While it is adding a new greenfield facility in Vashi, Mumbai over the next one month, it acquired a 186-bed facility, Malar Hospitals, based in Chennai last year. As part of its strategy to improve efficiency and expand its services at acquired properties, the company is adding a cardiac programme at Malar and improving the capacity utilisation from 130 operational beds when it took over to the full capacity of 186 beds. This it believes will help it grow the revenues (Rs 8 crore in the September quarter) of Malar by 40 per cent over the next few years.
Investment rationale
Efficiency on the cost structure (centralising supply chain activity) and lowering personnel costs as a percentage of operating revenue has helped Fortis to achieve better numbers in the quarter. On a higher base achieved by ramping up existing hospitals and the fixed fee hiring model for doctors, costs have remained under control, with margins moving up on higher revenues. This has helped the company achieve EBIDTA margin of 18 per cent in the quarter, which is a substantial improvement over 8 per cent achieved last year.
On the operational parameters for the half year ended September, the company recorded average occupancies at a healthy 70 per cent with revenues per occupied bed at Rs 87 lakh. With new capacities going onstream and financial numbers improving, the company is on course to deliver a robust set of topline and bottomline numbers in the current fiscal.

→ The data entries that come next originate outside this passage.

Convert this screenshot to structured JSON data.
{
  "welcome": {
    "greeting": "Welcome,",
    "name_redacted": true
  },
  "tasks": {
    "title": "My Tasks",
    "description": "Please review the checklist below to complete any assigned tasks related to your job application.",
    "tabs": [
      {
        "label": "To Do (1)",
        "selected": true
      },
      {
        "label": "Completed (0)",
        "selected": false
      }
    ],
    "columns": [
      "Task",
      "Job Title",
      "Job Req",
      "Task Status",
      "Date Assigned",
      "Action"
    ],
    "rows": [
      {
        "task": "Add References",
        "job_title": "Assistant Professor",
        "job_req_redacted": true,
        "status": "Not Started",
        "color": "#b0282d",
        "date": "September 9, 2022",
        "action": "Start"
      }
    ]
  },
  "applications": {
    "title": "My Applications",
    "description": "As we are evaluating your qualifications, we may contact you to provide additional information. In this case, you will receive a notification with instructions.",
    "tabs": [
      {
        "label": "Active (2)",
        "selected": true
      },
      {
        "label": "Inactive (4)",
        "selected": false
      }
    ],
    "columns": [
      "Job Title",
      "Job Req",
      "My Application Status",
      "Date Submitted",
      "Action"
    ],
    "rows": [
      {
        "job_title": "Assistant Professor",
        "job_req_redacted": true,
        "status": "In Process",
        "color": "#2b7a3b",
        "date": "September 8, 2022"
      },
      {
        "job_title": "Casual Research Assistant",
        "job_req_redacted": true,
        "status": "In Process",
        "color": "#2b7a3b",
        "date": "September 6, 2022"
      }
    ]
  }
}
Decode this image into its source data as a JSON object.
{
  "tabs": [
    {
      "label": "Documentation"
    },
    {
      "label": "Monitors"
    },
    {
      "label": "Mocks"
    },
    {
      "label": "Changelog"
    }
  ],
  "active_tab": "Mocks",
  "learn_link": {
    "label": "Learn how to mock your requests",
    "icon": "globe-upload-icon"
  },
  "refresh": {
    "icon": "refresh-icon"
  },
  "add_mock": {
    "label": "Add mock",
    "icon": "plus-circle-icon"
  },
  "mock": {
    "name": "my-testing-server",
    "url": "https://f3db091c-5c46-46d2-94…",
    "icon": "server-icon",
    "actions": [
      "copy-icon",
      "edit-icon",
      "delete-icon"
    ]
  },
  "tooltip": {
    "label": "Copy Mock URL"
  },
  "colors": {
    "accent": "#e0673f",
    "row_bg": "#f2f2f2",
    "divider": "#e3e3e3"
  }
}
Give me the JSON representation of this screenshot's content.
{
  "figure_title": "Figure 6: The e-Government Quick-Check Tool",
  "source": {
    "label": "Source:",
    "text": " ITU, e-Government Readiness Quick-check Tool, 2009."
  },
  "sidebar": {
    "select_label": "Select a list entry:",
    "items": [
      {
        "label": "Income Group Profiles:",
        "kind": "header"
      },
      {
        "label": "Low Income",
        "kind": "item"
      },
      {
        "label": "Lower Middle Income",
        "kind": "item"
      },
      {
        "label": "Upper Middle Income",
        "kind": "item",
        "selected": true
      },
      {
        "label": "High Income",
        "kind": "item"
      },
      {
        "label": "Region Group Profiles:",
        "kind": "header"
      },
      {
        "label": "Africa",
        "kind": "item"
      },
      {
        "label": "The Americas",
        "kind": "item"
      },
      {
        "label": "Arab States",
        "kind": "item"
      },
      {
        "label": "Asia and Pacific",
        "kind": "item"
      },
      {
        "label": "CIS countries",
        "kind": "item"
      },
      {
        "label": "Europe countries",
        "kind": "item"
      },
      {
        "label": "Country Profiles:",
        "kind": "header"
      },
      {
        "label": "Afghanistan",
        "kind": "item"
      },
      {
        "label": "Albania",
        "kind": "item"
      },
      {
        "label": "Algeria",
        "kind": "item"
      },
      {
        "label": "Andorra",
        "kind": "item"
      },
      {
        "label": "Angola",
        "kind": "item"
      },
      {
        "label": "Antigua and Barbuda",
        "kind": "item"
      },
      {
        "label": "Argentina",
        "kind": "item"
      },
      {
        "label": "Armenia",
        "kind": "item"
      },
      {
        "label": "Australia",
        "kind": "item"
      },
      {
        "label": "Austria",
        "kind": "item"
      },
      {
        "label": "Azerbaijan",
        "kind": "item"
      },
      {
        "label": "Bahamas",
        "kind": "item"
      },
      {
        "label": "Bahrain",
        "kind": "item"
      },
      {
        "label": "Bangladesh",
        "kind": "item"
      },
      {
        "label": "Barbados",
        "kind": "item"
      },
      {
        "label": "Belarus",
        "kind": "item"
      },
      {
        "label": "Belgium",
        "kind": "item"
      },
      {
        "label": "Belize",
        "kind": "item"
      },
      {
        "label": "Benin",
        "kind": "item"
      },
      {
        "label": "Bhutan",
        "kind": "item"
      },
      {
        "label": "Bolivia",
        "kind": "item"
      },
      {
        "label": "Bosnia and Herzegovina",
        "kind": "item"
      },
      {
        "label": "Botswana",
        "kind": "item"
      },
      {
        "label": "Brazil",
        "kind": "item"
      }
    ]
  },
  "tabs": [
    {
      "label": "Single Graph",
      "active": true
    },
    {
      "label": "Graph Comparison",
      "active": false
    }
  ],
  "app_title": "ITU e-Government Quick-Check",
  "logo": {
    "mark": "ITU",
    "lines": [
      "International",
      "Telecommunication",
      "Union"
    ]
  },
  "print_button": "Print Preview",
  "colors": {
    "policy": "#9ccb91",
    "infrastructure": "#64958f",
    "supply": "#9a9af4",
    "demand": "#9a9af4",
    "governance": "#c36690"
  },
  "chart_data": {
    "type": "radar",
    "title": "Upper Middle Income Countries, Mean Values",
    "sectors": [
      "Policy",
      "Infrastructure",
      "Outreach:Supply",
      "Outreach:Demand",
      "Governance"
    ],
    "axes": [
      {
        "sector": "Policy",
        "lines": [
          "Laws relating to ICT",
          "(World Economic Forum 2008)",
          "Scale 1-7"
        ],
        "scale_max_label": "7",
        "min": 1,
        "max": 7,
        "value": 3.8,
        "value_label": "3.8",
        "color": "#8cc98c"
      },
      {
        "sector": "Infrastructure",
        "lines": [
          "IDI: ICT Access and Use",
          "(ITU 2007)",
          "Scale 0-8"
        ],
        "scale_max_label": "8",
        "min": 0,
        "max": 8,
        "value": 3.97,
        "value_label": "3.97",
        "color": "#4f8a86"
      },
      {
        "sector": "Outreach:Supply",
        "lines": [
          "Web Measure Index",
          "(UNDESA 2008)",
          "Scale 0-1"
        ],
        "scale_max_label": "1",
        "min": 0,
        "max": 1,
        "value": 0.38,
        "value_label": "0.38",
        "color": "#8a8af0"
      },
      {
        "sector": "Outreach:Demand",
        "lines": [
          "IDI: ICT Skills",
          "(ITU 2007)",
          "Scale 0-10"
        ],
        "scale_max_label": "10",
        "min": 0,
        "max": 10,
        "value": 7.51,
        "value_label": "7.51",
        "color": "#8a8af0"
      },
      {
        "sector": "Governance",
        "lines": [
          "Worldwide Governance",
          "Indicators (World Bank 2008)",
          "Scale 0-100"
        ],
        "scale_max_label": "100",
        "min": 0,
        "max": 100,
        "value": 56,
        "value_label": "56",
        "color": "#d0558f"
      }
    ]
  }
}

An investment in a defensive play and recession proof sector such as healthcare services could be good addition to the portfolio.
At Rs 66, the stock is reasonably priced compared to its closest peer in terms of size, Wockhardt Hospitals. While Wockhardt commanded a EV/beds multiple of 1.98 at the lower end of its IPO price band (Rs 225) Fortis is available at 0.7. Expect the scrip to return about 20 per cent from current levels over the next fifteen months.